RANGEL BILL CLAMPS DOWN ON UNREPORTED FOREIGN INCOME
Washington, D.C. - Legislation introduced by House Ways and Means Committee Chairman Charlie Rangel, D-N.Y., and Rep. Richard E. Neal, D-Mass., dubbed the Foreign Account Tax Compliance Act of 2009, would impose heavy new penalties on U.S. taxpayers who fail to properly report income held in banks abroad - while tax accountants and other advisors who assist U.S. individuals in forming or acquiring foreign entities would themselves be subject to new reporting requirements.
The legislation would also put new pressure on foreign financial institutions to report the identities of all U.S. accountholders to the Internal Revenue Service. Taxpayers who deposit funds in offshore banks that refuse to enter into such reporting agreements with the IRS would be subject to a stiff new U.S. withholding tax on deposits of U.S.-source income or gross proceeds from the sale of certain assets producing U.S.-source income.
The bill drew a solid thumbs-up from Obama administration officials during recent hearings before Neal's Ways and Means Subcommittee on Select Revenue Measures.

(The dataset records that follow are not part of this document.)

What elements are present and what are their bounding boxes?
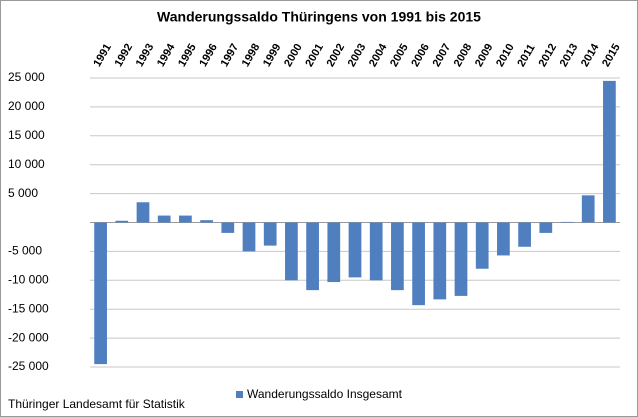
bar (285, 222, 298, 281)
bar (518, 222, 531, 247)
y-tick-label: 5 000 (8, 186, 38, 200)
bar (603, 80, 616, 223)
bar (560, 221, 574, 223)
y-tick-label: -25 000 (8, 359, 49, 373)
bar (412, 222, 425, 306)
bar (221, 222, 235, 233)
bar (136, 202, 150, 223)
y-tick-label: 20 000 (8, 99, 45, 113)
y-tick-label: -10 000 (8, 272, 49, 286)
legend-swatch (236, 391, 243, 398)
bar (94, 222, 107, 365)
bar (454, 222, 468, 296)
y-tick-label: 10 000 (8, 157, 45, 171)
y-tick-label: -15 000 (8, 301, 49, 315)
bar (369, 222, 383, 281)
source-note: Thüringer Landesamt für Statistik (8, 397, 186, 411)
bar (115, 220, 129, 223)
y-tick-label: -20 000 (8, 330, 49, 344)
bar (179, 215, 192, 223)
bar (433, 222, 447, 300)
y-tick-label: 15 000 (8, 128, 45, 142)
bar (263, 222, 277, 246)
bar (327, 222, 341, 283)
bar (497, 222, 510, 256)
bar (475, 222, 489, 269)
bar (242, 222, 256, 252)
chart-title: Wanderungssaldo Thüringens von 1991 bis … (157, 9, 481, 25)
bar (581, 195, 595, 223)
bar (348, 222, 362, 278)
bar (539, 222, 553, 233)
y-tick-label: -5 000 (8, 244, 42, 258)
y-tick-label: 25 000 (8, 70, 45, 84)
bar (391, 222, 404, 291)
bar (200, 220, 213, 223)
bar (157, 215, 171, 223)
legend-label: Wanderungssaldo Insgesamt (247, 387, 403, 401)
bar (306, 222, 319, 291)
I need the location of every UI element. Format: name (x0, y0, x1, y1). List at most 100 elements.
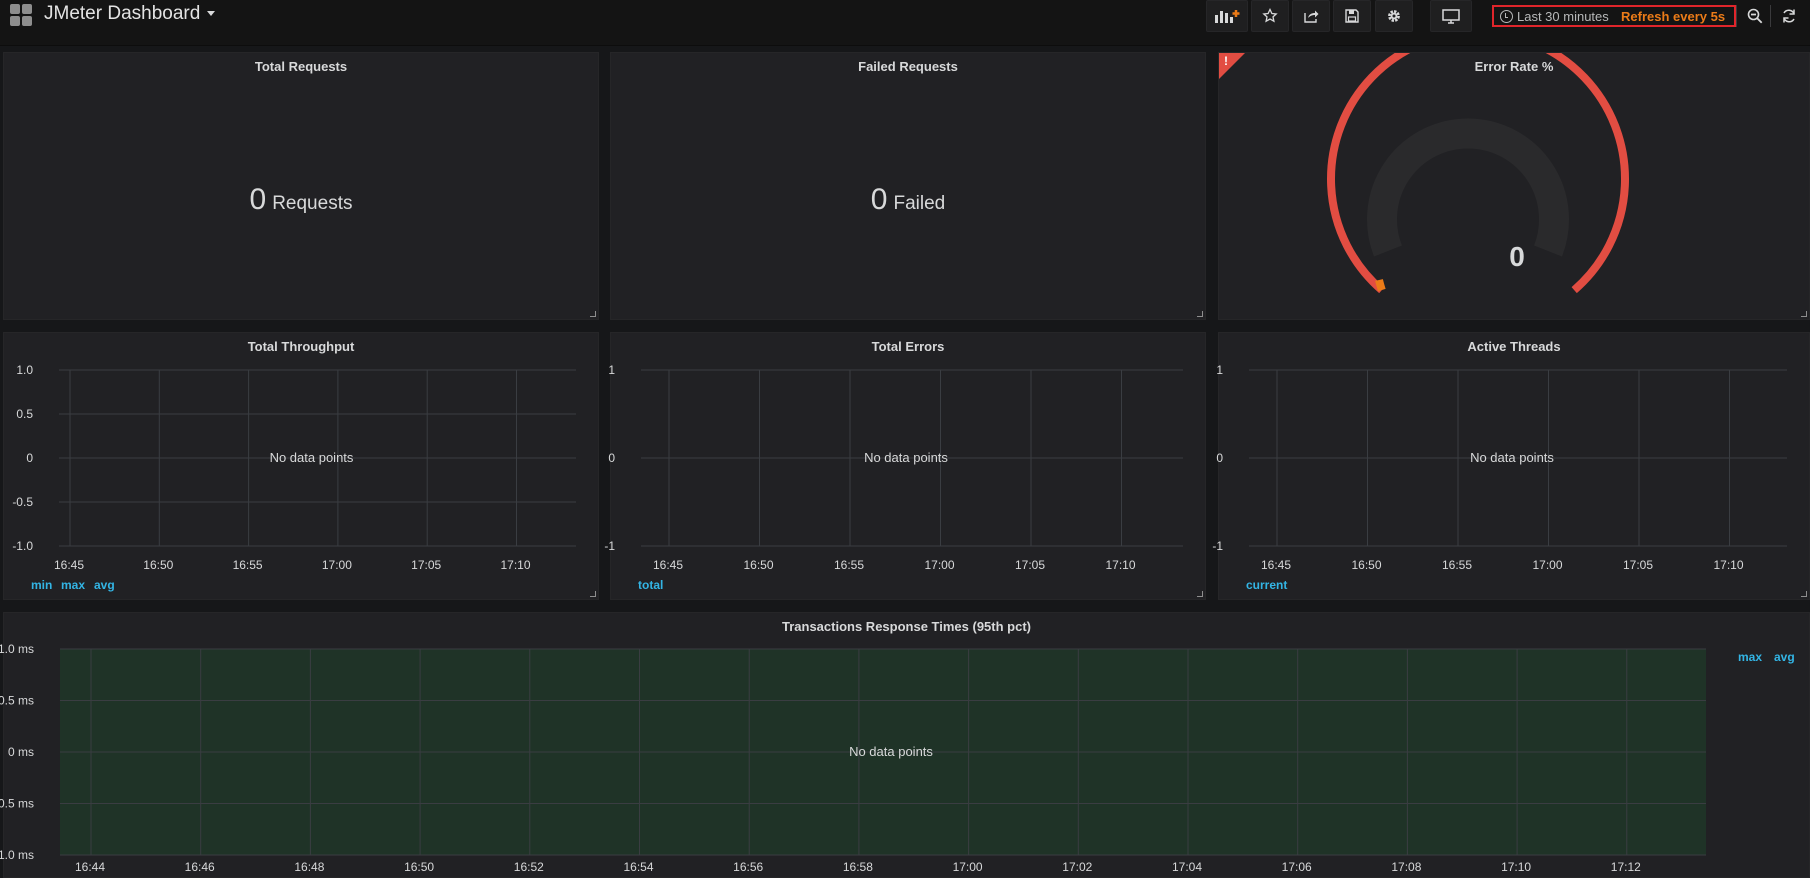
time-picker-highlight (1492, 5, 1736, 27)
x-tick-label: 16:50 (404, 860, 434, 874)
x-tick-label: 16:54 (623, 860, 653, 874)
dashboard-title-dropdown[interactable]: JMeter Dashboard (44, 3, 216, 25)
x-tick-label: 16:45 (54, 558, 84, 572)
x-tick-label: 16:50 (1351, 558, 1381, 572)
settings-button[interactable] (1375, 0, 1413, 32)
y-tick-label: -1.0 ms (0, 848, 34, 862)
panel-title[interactable]: Transactions Response Times (95th pct) (782, 619, 1031, 634)
star-icon (1262, 8, 1278, 23)
y-tick-label: 1.0 (16, 363, 33, 377)
y-tick-label: -0.5 (12, 495, 33, 509)
error-rate-gauge: 0 (1327, 53, 1629, 294)
panel-total-throughput: Total Throughput 1.0 0.5 0 -0.5 -1.0 16:45 16:… (3, 332, 599, 600)
panel-total-requests: Total Requests 0 Requests (3, 52, 599, 320)
x-tick-label: 17:08 (1391, 860, 1421, 874)
add-panel-button[interactable] (1206, 0, 1248, 32)
x-tick-label: 16:45 (653, 558, 683, 572)
add-panel-icon (1215, 10, 1240, 23)
y-tick-label: 0.5 ms (0, 694, 34, 708)
stat-unit: Requests (272, 193, 353, 214)
resize-handle[interactable] (1197, 591, 1203, 597)
x-tick-label: 17:10 (1501, 860, 1531, 874)
x-tick-label: 17:00 (953, 860, 983, 874)
legend-current[interactable]: current (1246, 578, 1288, 592)
panel-title[interactable]: Total Errors (871, 339, 945, 354)
x-tick-label: 16:56 (733, 860, 763, 874)
x-tick-label: 17:10 (1713, 558, 1743, 572)
share-button[interactable] (1292, 0, 1330, 32)
zoom-out-button[interactable] (1738, 4, 1772, 28)
grafana-grid-icon[interactable] (10, 4, 32, 26)
y-tick-label: -1 (604, 539, 615, 553)
x-tick-label: 16:44 (75, 860, 105, 874)
legend-avg[interactable]: avg (1774, 650, 1795, 664)
no-data-message: No data points (864, 450, 948, 465)
y-tick-label: 0 (26, 451, 33, 465)
x-tick-label: 16:55 (1442, 558, 1472, 572)
x-tick-label: 17:02 (1062, 860, 1092, 874)
resize-handle[interactable] (1197, 311, 1203, 317)
legend-avg[interactable]: avg (94, 578, 115, 592)
zoom-out-icon (1747, 8, 1763, 24)
legend-max[interactable]: max (61, 578, 86, 592)
x-tick-label: 16:46 (185, 860, 215, 874)
x-tick-label: 17:05 (1015, 558, 1045, 572)
resize-handle[interactable] (590, 311, 596, 317)
x-tick-label: 17:00 (924, 558, 954, 572)
no-data-message: No data points (270, 450, 354, 465)
panel-title[interactable]: Active Threads (1467, 339, 1561, 354)
y-tick-label: 1 (608, 363, 615, 377)
gauge-threshold-arc (1375, 279, 1386, 292)
panel-title[interactable]: Total Requests (254, 59, 348, 74)
y-tick-label: 0 (1216, 451, 1223, 465)
dashboard-title: JMeter Dashboard (44, 3, 201, 24)
time-range-button[interactable]: Last 30 minutes (1500, 9, 1609, 24)
legend-total[interactable]: total (638, 578, 664, 592)
x-tick-label: 17:05 (1623, 558, 1653, 572)
y-tick-label: -1.0 (12, 539, 33, 553)
y-tick-label: -1 (1212, 539, 1223, 553)
y-tick-label: 0 ms (8, 745, 34, 759)
refresh-button[interactable] (1772, 4, 1806, 28)
panel-title[interactable]: Failed Requests (858, 59, 958, 74)
x-tick-label: 16:58 (843, 860, 873, 874)
x-tick-label: 17:06 (1282, 860, 1312, 874)
gear-icon (1388, 10, 1400, 22)
stat-value: 0 Failed (611, 183, 1205, 217)
panel-title[interactable]: Total Throughput (247, 339, 355, 354)
x-tick-label: 17:10 (500, 558, 530, 572)
response-times-graph: 1.0 ms 0.5 ms 0 ms -0.5 ms -1.0 ms 16:44 16:46… (0, 642, 1706, 874)
x-tick-label: 17:10 (1105, 558, 1135, 572)
time-range-label: Last 30 minutes (1517, 9, 1609, 24)
legend-max[interactable]: max (1738, 650, 1763, 664)
panel-total-errors: Total Errors 1 0 -1 16:45 16:50 16:55 17:00 17:… (604, 332, 1206, 600)
save-button[interactable] (1333, 0, 1371, 32)
y-tick-label: 0.5 (16, 407, 33, 421)
resize-handle[interactable] (590, 591, 596, 597)
y-tick-label: 0 (608, 451, 615, 465)
top-navbar: JMeter Dashboard Last 30 minutes Refresh… (0, 0, 1810, 46)
gauge-value: 0 (1509, 241, 1525, 272)
y-tick-label: 1.0 ms (0, 642, 34, 656)
x-tick-label: 16:50 (143, 558, 173, 572)
resize-handle[interactable] (1801, 591, 1807, 597)
panel-title[interactable]: Error Rate % (1474, 59, 1554, 74)
no-data-message: No data points (1470, 450, 1554, 465)
alert-corner[interactable] (1219, 53, 1245, 79)
refresh-interval-label[interactable]: Refresh every 5s (1621, 9, 1726, 24)
stat-value: 0 Requests (4, 183, 598, 217)
resize-handle[interactable] (1801, 311, 1807, 317)
panel-response-times: Transactions Response Times (95th pct) 1… (0, 612, 1810, 878)
gauge-arc (1327, 53, 1629, 294)
legend-min[interactable]: min (31, 578, 53, 592)
tv-mode-button[interactable] (1430, 0, 1472, 32)
stat-number: 0 (870, 183, 888, 216)
x-tick-label: 16:55 (233, 558, 263, 572)
threads-graph: 1 0 -1 16:45 16:50 16:55 17:00 17:05 17:10 No dat… (1212, 363, 1787, 572)
panel-error-rate: ! Error Rate % 0 (1218, 52, 1810, 320)
x-tick-label: 16:48 (294, 860, 324, 874)
caret-down-icon (207, 11, 216, 17)
monitor-icon (1442, 9, 1460, 24)
panel-active-threads: Active Threads 1 0 -1 16:45 16:50 16:55 17:00 1… (1212, 332, 1810, 600)
star-button[interactable] (1251, 0, 1289, 32)
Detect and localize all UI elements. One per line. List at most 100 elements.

Testifying before that panel, IRS Chief Counsel William J. Wilkins said that the bill meshes neatly with his agency's ongoing campaign to convince taxpayers to "voluntarily" disclose and pay tax on offshore income.
So far this strategy is "already producing results, [as] over 7,500 people came forward under its special offshore voluntary compliance program that ended in mid-October," he told the subcommittee.
The next step, he said, will be for the IRS to begin "mining the voluntary disclosure information from people who have come forward" to identify accountants and other professionals who enabled taxpayers to evade U.S. taxes abroad.
"We will be scouring this information to identify financial institutions, advisors and others who promoted or otherwise helped U.S. taxpayers hide assets and income offshore and skirt their tax responsibilities at home," he told Congress. -Ken Rankin
TIGTA CITES COSTS, DELAYS IN IRS MODERNIZATION
Washington, D.C. - The Treasury Inspector General for Tax Administration has concluded that cost overruns and schedule delays with the Internal Revenue Service's Business Systems Modernization Program have increased during 2009.
An annual report on TIGTA's review of the program stated that the modernization program has not achieved the same level of success with meeting cost estimates as in the prior year, nor has the trend of improvement it demonstrated in each of the prior three years continued.
From May 2008 to May 2009, five of the 17 project milestones scheduled for completion were between 30 and 375 percent over budget. In the previous year, 19 of the 20 scheduled milestones were completed within the 10 percent cost estimate. In addition, 82 percent of the milestones were completed on schedule in the current year, compared with 90 percent in the previous year.
The IRS has recognized that it faces significant challenges. The immediate challenge in meeting the requirements of the next phase of project development and systems integration is the future of its Customer Account Data Engine. The data engine is intended to replace the Individual Master File as the IRS's tax account database.
The TIGTA review also concluded that the IRS is continuing to develop and deploy modernized applications. The modernization program involves integrating thousands of hardware and software components, and replacing outdated technology.
The IRS plans to implement a process improvement strategy and is considering using elements from the Individual Master File and the current Customer Account Data Engine to re-engineer the IRS tax account management process. The review concluded that until the re-engineered database's use is implemented and made available for integration with other systems and applications, continued improvement to taxpayer account management will be curtailed.
TIGTA also noted that the IRS has yet to consider the challenge in modernizing the management of business taxpayer accounts. "They have not set forth a definitive plan," said Alan Duncan, TIGTA assistant inspector general for audit (security and information technology services). "It has yet to be considered."